The trajectory of the Indian rupee in the upcoming week was anticipated to be largely influenced by developments in the U.S. dollar’s ongoing recovery, as well as evolving expectations surrounding potential interest rate cuts by the Reserve Bank of India (RBI). The rupee had concluded the previous week at 86.1475 against the U.S. dollar, reflecting a depreciation of approximately 0.4%. According to market analysts, it was projected that the local currency would continue to fluctuate within a range of 85.80 to 86.70 in the short term, with a modest bias toward further weakening.
The broader backdrop for currency movements was shaped by the performance of the U.S. dollar index, which had experienced a modest rebound in July after five consecutive months of decline. A rise of about 1.5% in the index was reported for the month thus far. This recovery was attributed to robust economic data from the United States and mounting evidence that the imposition of tariffs had started to exert upward pressure on domestic prices. As a result, expectations of imminent rate cuts by the U.S. Federal Reserve were being tempered, a sentiment that was contributing to the dollar’s firmer footing in global markets.
Attention was expected to center on comments scheduled to be made by Federal Reserve Chair Jerome Powell. These remarks were considered particularly significant in light of the ongoing political pressure being exerted by President Donald Trump, who had been vocal in his criticisms of the central bank’s reluctance to ease interest rates. According to data from CME’s FedWatch tool, the probability of a rate cut by the Fed in September had been estimated at approximately 53%, underscoring the market’s uncertainty.
Within India, several domestic factors were also expected to play a role in influencing the rupee’s performance. These included the progress of bilateral trade negotiations with the United States and the release of quarterly earnings reports from prominent Indian corporations. Both developments were expected to affect the movement of foreign portfolio investments into Indian equities, which in turn could have a bearing on foreign exchange flows.
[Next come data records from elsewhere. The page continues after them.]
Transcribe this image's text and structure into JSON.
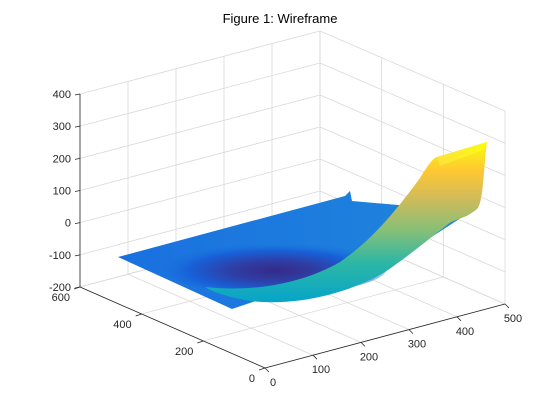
{
  "chart_data": {
    "type": "surface",
    "title": "Figure 1: Wireframe",
    "xlabel": "",
    "ylabel": "",
    "zlabel": "",
    "x_ticks": [
      0,
      100,
      200,
      300,
      400,
      500
    ],
    "y_ticks": [
      0,
      200,
      400,
      600
    ],
    "z_ticks": [
      -200,
      -100,
      0,
      100,
      200,
      300,
      400
    ],
    "xlim": [
      0,
      500
    ],
    "ylim": [
      0,
      600
    ],
    "zlim": [
      -200,
      400
    ],
    "grid": true,
    "colormap": "parula",
    "surface": {
      "description_values": {
        "x_range": [
          0,
          470
        ],
        "y_range": [
          0,
          470
        ],
        "z_min": -150,
        "z_max": 250
      },
      "samples": [
        {
          "x": 0,
          "y": 470,
          "z": -100
        },
        {
          "x": 470,
          "y": 470,
          "z": -10
        },
        {
          "x": 0,
          "y": 0,
          "z": -120
        },
        {
          "x": 250,
          "y": 250,
          "z": -150
        },
        {
          "x": 350,
          "y": 0,
          "z": -60
        },
        {
          "x": 470,
          "y": 0,
          "z": 60
        },
        {
          "x": 470,
          "y": 100,
          "z": 250
        },
        {
          "x": 400,
          "y": 100,
          "z": 0
        }
      ]
    }
  },
  "colors": {
    "colormap_stops": [
      "#352a87",
      "#0f5cdd",
      "#1481d6",
      "#06a4ca",
      "#2eb7a4",
      "#87bf77",
      "#d1bb59",
      "#fec832",
      "#f9fb0e"
    ]
  }
}
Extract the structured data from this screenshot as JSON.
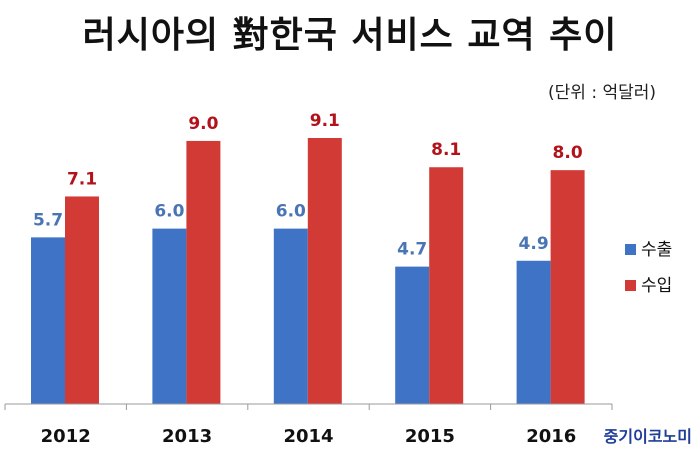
{
  "chart_data": {
    "type": "bar",
    "title": "러시아의 對한국 서비스 교역 추이",
    "unit": "(단위 : 억달러)",
    "categories": [
      "2012",
      "2013",
      "2014",
      "2015",
      "2016"
    ],
    "series": [
      {
        "name": "수출",
        "color": "#3f73c6",
        "label_color": "#4a75b5",
        "values": [
          5.7,
          6.0,
          6.0,
          4.7,
          4.9
        ]
      },
      {
        "name": "수입",
        "color": "#d23a35",
        "label_color": "#b3121b",
        "values": [
          7.1,
          9.0,
          9.1,
          8.1,
          8.0
        ]
      }
    ],
    "ylim": [
      0,
      10.4
    ],
    "grid": false,
    "legend_position": "right"
  },
  "watermark": "중기이코노미"
}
Recommendations issued by IFA Global, a leading foreign exchange advisory firm, suggested that importers should consider hedging near-term liabilities at levels around 86.00, while exporters were advised to hedge their exposures near 86.25. These strategies were framed in anticipation of continued volatility in the currency market.
Commentary from asset managers also reinforced expectations of supportive monetary policy. Giulia Pellegrini, who serves as lead portfolio manager for emerging market debt at Allianz Global Investors, indicated that recent high-frequency data had been disappointing and pointed to the likelihood of further deceleration in India’s economic growth. As a result, an increased interest in local currency bonds was being observed, based on the possibility of further accommodative action by the central bank in the months ahead.
Market participants were also keeping a close watch on liquidity operations by the RBI, particularly after the central bank had withdrawn 2 trillion rupees from the banking system on Friday. The scale and frequency of such liquidity absorption measures were expected to influence short-term interest rates and bond yields, as well as overall market sentiment.
Key economic indicators and data releases scheduled for the week were likely to provide additional context for market movements. These included India’s preliminary July PMI (Purchasing Managers’ Index) readings for manufacturing, services, and composite sectors, along with U.S. housing and labor market data. Collectively, these releases were expected to help shape the narrative around economic momentum and policy expectations in both domestic and global contexts, thereby affecting investor positioning in both currency and bond markets.